Seleksi dan pengelolaan beasiswa direncanakan dikelola oleh satu instansi yang terintegrasi. Tindak lanjut bagi penerima beasiswa yang selesai studi namun tidak kembali mengabdi di Gorontalo juga dibahas, termasuk sanksi atas pelanggaran akta notaris. Dinas Kesehatan Provinsi Gorontalo bersama tim terpadu akan merumuskan solusi terhadap penerima yang melanggar atau tidak menyelesaikan pendidikan.
Sejak tahun 2021, program beasiswa kedokteran dikelola oleh Biro PP Kesra.
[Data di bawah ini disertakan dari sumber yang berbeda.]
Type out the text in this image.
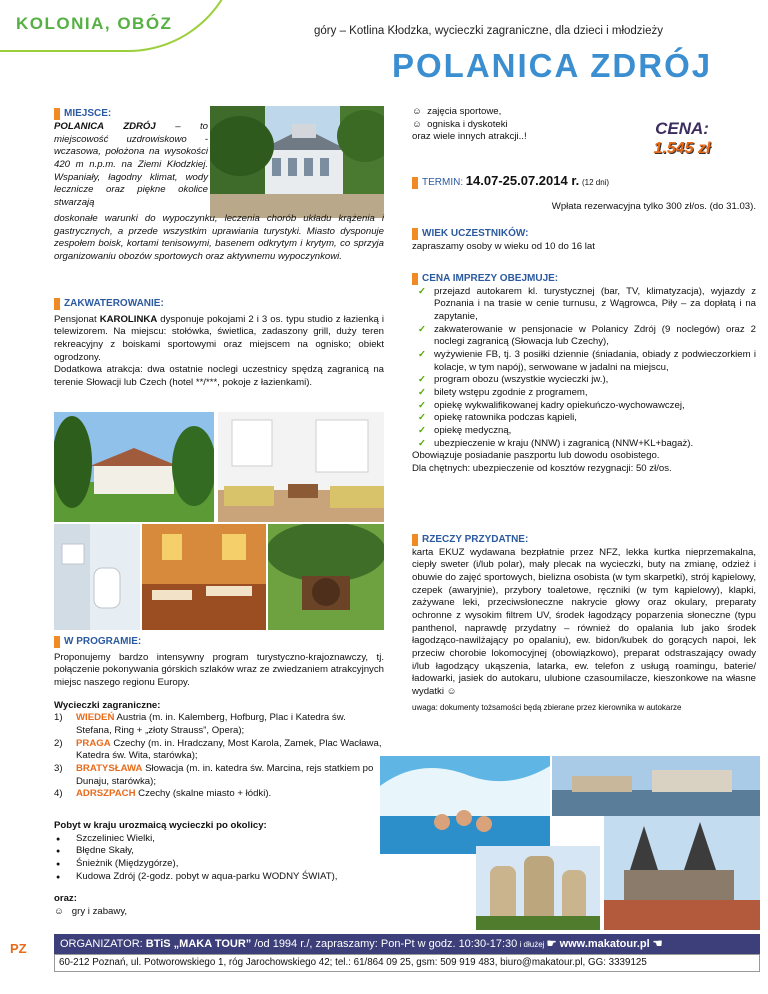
KOLONIA, OBÓZ	góry – Kotlina Kłodzka, wycieczki zagraniczne, dla dzieci i młodzieży
POLANICA ZDRÓJ
MIEJSCE:
POLANICA ZDRÓJ – to miejscowość uzdrowiskowo - wczasowa, położona na wysokości 420 m n.p.m. na Ziemi Kłodzkiej. Wspaniały, łagodny klimat, wody lecznicze oraz piękne okolice stwarzają
doskonałe warunki do wypoczynku, leczenia chorób układu krążenia i gastrycznych, a przede wszystkim uprawiania turystyki. Miasto dysponuje zespołem boisk, kortami tenisowymi, basenem odkrytym i krytym, co sprzyja organizowaniu obozów sportowych oraz aktywnemu wypoczynkowi.
ZAKWATEROWANIE:
Pensjonat KAROLINKA dysponuje pokojami 2 i 3 os. typu studio z łazienką i telewizorem. Na miejscu: stołówka, świetlica, zadaszony grill, duży teren rekreacyjny z boiskami sportowymi oraz miejscem na ognisko; obiekt ogrodzony.
Dodatkowa atrakcja: dwa ostatnie noclegi uczestnicy spędzą zagranicą na terenie Słowacji lub Czech (hotel **/***, pokoje z łazienkami).
W PROGRAMIE:
Proponujemy bardzo intensywny program turystyczno-krajoznawczy, tj. połączenie pokonywania górskich szlaków wraz ze zwiedzaniem atrakcyjnych miejsc naszego regionu Europy.
Wycieczki zagraniczne:
1) WIEDEŃ Austria (m. in. Kalemberg, Hofburg, Plac i Katedra św. Stefana, Ring + „złoty Strauss”, Opera);
2) PRAGA Czechy (m. in. Hradczany, Most Karola, Zamek, Plac Wacława, Katedra św. Wita, starówka);
3) BRATYSŁAWA Słowacja (m. in. katedra św. Marcina, rejs statkiem po Dunaju, starówka);
4) ADRSZPACH Czechy (skalne miasto + łódki).
Pobyt w kraju urozmaicą wycieczki po okolicy:
● Szczeliniec Wielki,
● Błędne Skały,
● Śnieżnik (Międzygórze),
● Kudowa Zdrój (2-godz. pobyt w aqua-parku WODNY ŚWIAT),
oraz:
☺ gry i zabawy,
☺ zajęcia sportowe,
☺ ogniska i dyskoteki
oraz wiele innych atrakcji..!	CENA:
1.545 zł
TERMIN: 14.07-25.07.2014 r. (12 dni)
Wpłata rezerwacyjna tylko 300 zł/os. (do 31.03).
WIEK UCZESTNIKÓW:
zapraszamy osoby w wieku od 10 do 16 lat
CENA IMPREZY OBEJMUJE:
✓ przejazd autokarem kl. turystycznej (bar, TV, klimatyzacja), wyjazdy z Poznania i na trasie w cenie turnusu, z Wągrowca, Piły – za dopłatą i na zapytanie,
✓ zakwaterowanie w pensjonacie w Polanicy Zdrój (9 noclegów) oraz 2 noclegi zagranicą (Słowacja lub Czechy),
✓ wyżywienie FB, tj. 3 posiłki dziennie (śniadania, obiady z podwieczorkiem i kolacje, w tym napój), serwowane w jadalni na miejscu,
✓ program obozu (wszystkie wycieczki jw.),
✓ bilety wstępu zgodnie z programem,
✓ opiekę wykwalifikowanej kadry opiekuńczo-wychowawczej,
✓ opiekę ratownika podczas kąpieli,
✓ opiekę medyczną,
✓ ubezpieczenie w kraju (NNW) i zagranicą (NNW+KL+bagaż).
Obowiązuje posiadanie paszportu lub dowodu osobistego.
Dla chętnych: ubezpieczenie od kosztów rezygnacji: 50 zł/os.
RZECZY PRZYDATNE:
karta EKUZ wydawana bezpłatnie przez NFZ, lekka kurtka nieprzemakalna, ciepły sweter (i/lub polar), mały plecak na wycieczki, buty na zmianę, odzież i obuwie do zajęć sportowych, bielizna osobista (w tym skarpetki), strój kąpielowy, czepek (awaryjnie), przybory toaletowe, ręczniki (w tym kąpielowy), klapki, zażywane leki, przeciwsłoneczne nakrycie głowy oraz okulary, preparaty ochronne z wysokim filtrem UV, środek łagodzący poparzenia słoneczne (typu panthenol, naprawdę przydatny – również do opalania lub jako środek łagodząco-nawilżający po opalaniu), ew. bidon/kubek do gorących napoi, lek przeciw chorobie lokomocyjnej (obowiązkowo), preparat odstraszający owady i/lub łagodzący ukąszenia, latarka, ew. telefon z usługą roamingu, baterie/ładowarki, jasiek do autokaru, ulubione czasoumilacze, kieszonkowe na własne wydatki ☺
uwaga: dokumenty tożsamości będą zbierane przez kierownika w autokarze
PZ	ORGANIZATOR: BTiS „MAKA TOUR” /od 1994 r./, zapraszamy: Pon-Pt w godz. 10:30-17:30 i dłużej ☛ www.makatour.pl ☚
60-212 Poznań, ul. Potworowskiego 1, róg Jarochowskiego 42; tel.: 61/864 09 25, gsm: 509 919 483, biuro@makatour.pl, GG: 3339125
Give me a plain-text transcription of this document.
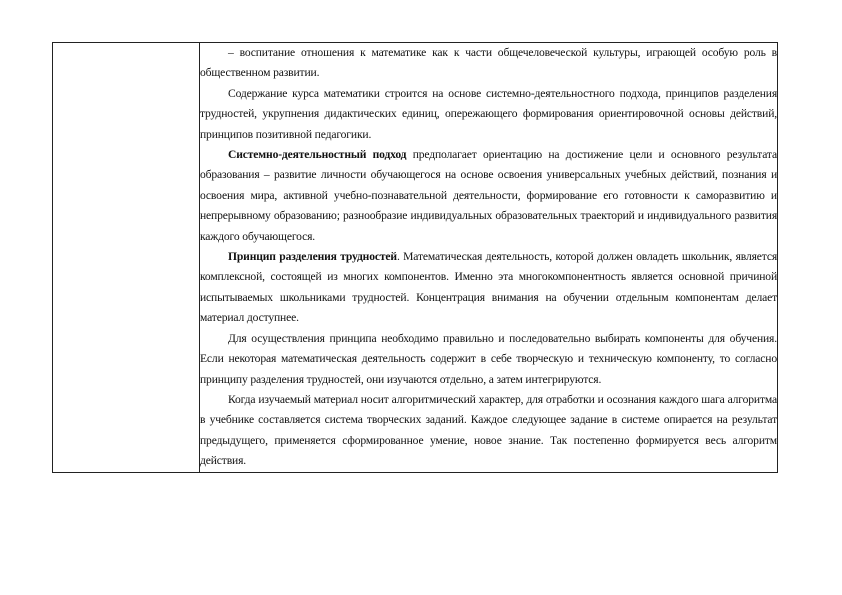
– воспитание отношения к математике как к части общечеловеческой культуры, играющей особую роль в общественном развитии.

Содержание курса математики строится на основе системно-деятельностного подхода, принципов разделения трудностей, укрупнения дидактических единиц, опережающего формирования ориентировочной основы действий, принципов позитивной педагогики.

Системно-деятельностный подход предполагает ориентацию на достижение цели и основного результата образования – развитие личности обучающегося на основе освоения универсальных учебных действий, познания и освоения мира, активной учебно-познавательной деятельности, формирование его готовности к саморазвитию и непрерывному образованию; разнообразие индивидуальных образовательных траекторий и индивидуального развития каждого обучающегося.

Принцип разделения трудностей. Математическая деятельность, которой должен овладеть школьник, является комплексной, состоящей из многих компонентов. Именно эта многокомпонентность является основной причиной испытываемых школьниками трудностей. Концентрация внимания на обучении отдельным компонентам делает материал доступнее.

Для осуществления принципа необходимо правильно и последовательно выбирать компоненты для обучения. Если некоторая математическая деятельность содержит в себе творческую и техническую компоненту, то согласно принципу разделения трудностей, они изучаются отдельно, а затем интегрируются.

Когда изучаемый материал носит алгоритмический характер, для отработки и осознания каждого шага алгоритма в учебнике составляется система творческих заданий. Каждое следующее задание в системе опирается на результат предыдущего, применяется сформированное умение, новое знание. Так постепенно формируется весь алгоритм действия.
Berdasarkan data terbaru, periode 2021–2025 telah tercatat 28 penerima beasiswa, yang terdiri dari 13 mahasiswa kedokteran dan 15 dokter spesialis. Dari jumlah tersebut, 22 orang telah menyelesaikan pendidikan, sementara 6 lainnya masih melanjutkan studi. Pemerintah Provinsi Gorontalo telah mengalokasikan anggaran sebesar Rp28 miliar, dengan skema bantuan Rp50 juta per semester untuk pendidikan spesialis dan Rp37,5 juta per semester untuk mahasiswa kedokteran umum.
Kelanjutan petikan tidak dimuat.